Quando olhamos para a história da Igreja, vemos que muitos clérigos e leigos fingiram querer seguir Jesus quando, na verdade, seu desejo estava em outro lugar. Vem-nos à mente que eles não eram fiéis ao que originalmente era praticado por Jesus e seus discípulos. E essa “decepção” nos faz sonhar, algumas vezes, com uma Igreja que retorne a uma suposta pureza de origens. Mas deixamos de considerar que Jesus, desde o início, quis aceitar o inimigo entre os seus mais íntimos.

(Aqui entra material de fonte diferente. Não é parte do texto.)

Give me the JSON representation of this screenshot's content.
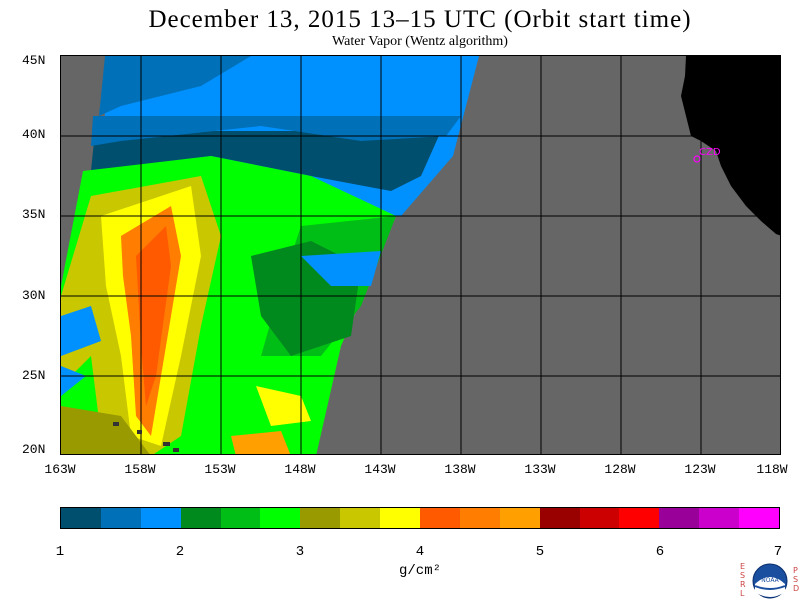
{
  "title": "December 13, 2015  13–15 UTC  (Orbit start time)",
  "subtitle": "Water Vapor (Wentz algorithm)",
  "map": {
    "lat_labels": [
      "45N",
      "40N",
      "35N",
      "30N",
      "25N",
      "20N"
    ],
    "lon_labels": [
      "163W",
      "158W",
      "153W",
      "148W",
      "143W",
      "138W",
      "133W",
      "128W",
      "123W",
      "118W"
    ],
    "station_label": "CZD",
    "colors": {
      "no_data": "#666666",
      "land": "#000000",
      "grid": "#000000",
      "station": "#ff00ff"
    }
  },
  "colorbar": {
    "colors": [
      "#004f6e",
      "#0070b8",
      "#0091ff",
      "#00891d",
      "#00be16",
      "#00ff00",
      "#999900",
      "#c9c800",
      "#ffff00",
      "#ff5a00",
      "#ff7d00",
      "#ffa000",
      "#990000",
      "#cc0000",
      "#ff0000",
      "#990099",
      "#cc00cc",
      "#ff00ff"
    ],
    "tick_labels": [
      "1",
      "2",
      "3",
      "4",
      "5",
      "6",
      "7"
    ],
    "units": "g/cm²"
  },
  "logo": {
    "text": "NOAA",
    "left_letters": [
      "E",
      "S",
      "R",
      "L"
    ],
    "right_letters": [
      "P",
      "S",
      "D"
    ]
  }
}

O combate contra o diabo e o amor aos inimigos.

Mas, por que Jesus escolheu Judas, se ele conhecia sua perversão? Infelizmente, o Evangelho não nos responde. Talvez simplesmente porque Jesus era realista: ele sabia que a perversão existe nesta terra e a Igreja de Jesus Cristo também está nesta terra. Ela não é exceção. Entretanto, a Igreja poderia se perder se ficar contente apenas em constatar sem combater contra o diabo que está em seu meio. Jesus chamou Judas da mesma forma que chamou os outros onze. Mas ele também combateu a perversidade e a perversão com as mesmas armas que ofereceu aos seus discípulos: “Amai os vossos inimigos e rezai por aqueles que vos perseguem!” (Mt 5,44), “Amai os vossos inimigos e fazei o bem aos que vos odeiam” (Lc 6,27).

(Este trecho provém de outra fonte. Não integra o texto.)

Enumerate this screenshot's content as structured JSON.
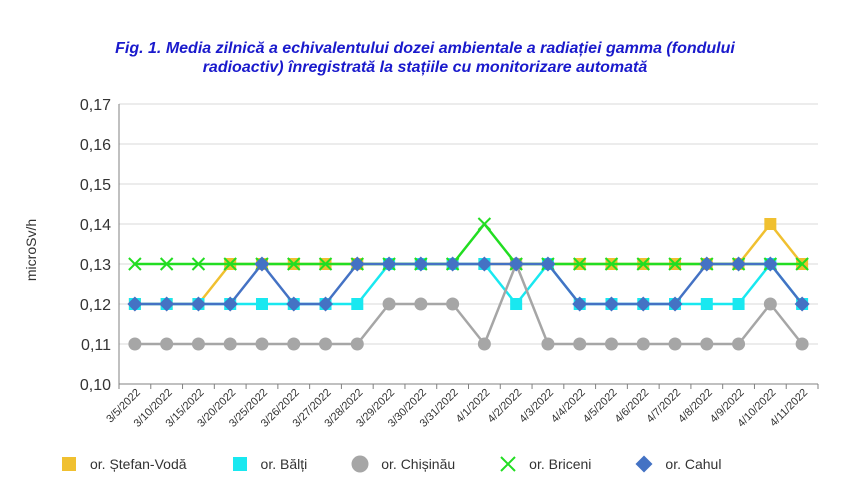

Ora, é muito mais fácil amar o inimigo quando ele está fora de nosso círculo de entes queridos do que se ele fizer parte dele. Mas é para esse amor ao inimigo interior que Jesus nos chama. Para Jesus, Judas continua sendo um dos seus amigos, pois lhe ofereceu o pão e o vinho da Eucaristia – o Sacramento do amor! –, mesmo sabendo que já não se podia mais encontrar nele nada de amável. Disto podemos constatar que amar o inimigo é (1) não pactuar com ele, ou seja, lutar incessantemente para que, na Igreja, o Espírito de Jesus domine, (2) mas é também aceitar que, em nosso meio, homens e mulheres, sejam clérigos ou leigos, afirmem viver no Espírito de Deus quando, infelizmente, o que fazem é pervertê-lo radicalmente. E não é preciso ir muito longe ou esperar muito tempo para ter uma chance de viver plenamente essa realidade do Evangelho: que Deus nos proteja, mas podemos encontrar isso em nosso ambiente de trabalho, de estudo, numa comunidade religiosa, entre nossos familiares, e até mesmo dentro de nossas casas… “Esta palavra é dura…” mas é verdadeira. O diabo não está apenas no mundo, fora de uma Igreja e de seus membros que seriam supostamente puros. O inimigo também está dentro. Isso certamente foi uma grande provação para Jesus! Mas agora, ao saber que este escândalo do conhecimento da presença do diabo, e o mandamento de amor aos inimigos, fazem parte da vontade do próprio Deus, vamos embora da Igreja, de nossa comunidade, de nossa família? Bom, Jesus nos deixa livres. Mas, acima de tudo, peçamos hoje a Deus que esta Eucaristia nos ensine e nos dê forças para viver radicalmente o Evangelho, para que estejamos entre aqueles que lhe respondem a Jesus: “A quem iremos, Senhor? Só tu tens palavras de vida eterna!”

Amém!


Após a comunhão

Caros irmãos e irmãs, desde o início da quarentena na Itália, quando a missa no Vaticano era celebrada sem a participação dos fiéis, o Papa Francisco sempre convidava àqueles que não podiam comungar sacramentalmente a fazer a Comunhão espiritual com a seguinte oração:

Meu Jesus, eu creio que estais presente no Santíssimo Sacramento do Altar. Amo-vos sobre todas as coisas, e minha alma suspira por Vós. Mas, como não posso receber-Vos agora no Santíssimo Sacramento, vinde, ao menos espiritualmente, a meu coração. Abraço-me convosco como se já estivésseis comigo: uno-me Convosco inteiramente. Ah! não permitais que torne a separar-me de Vós!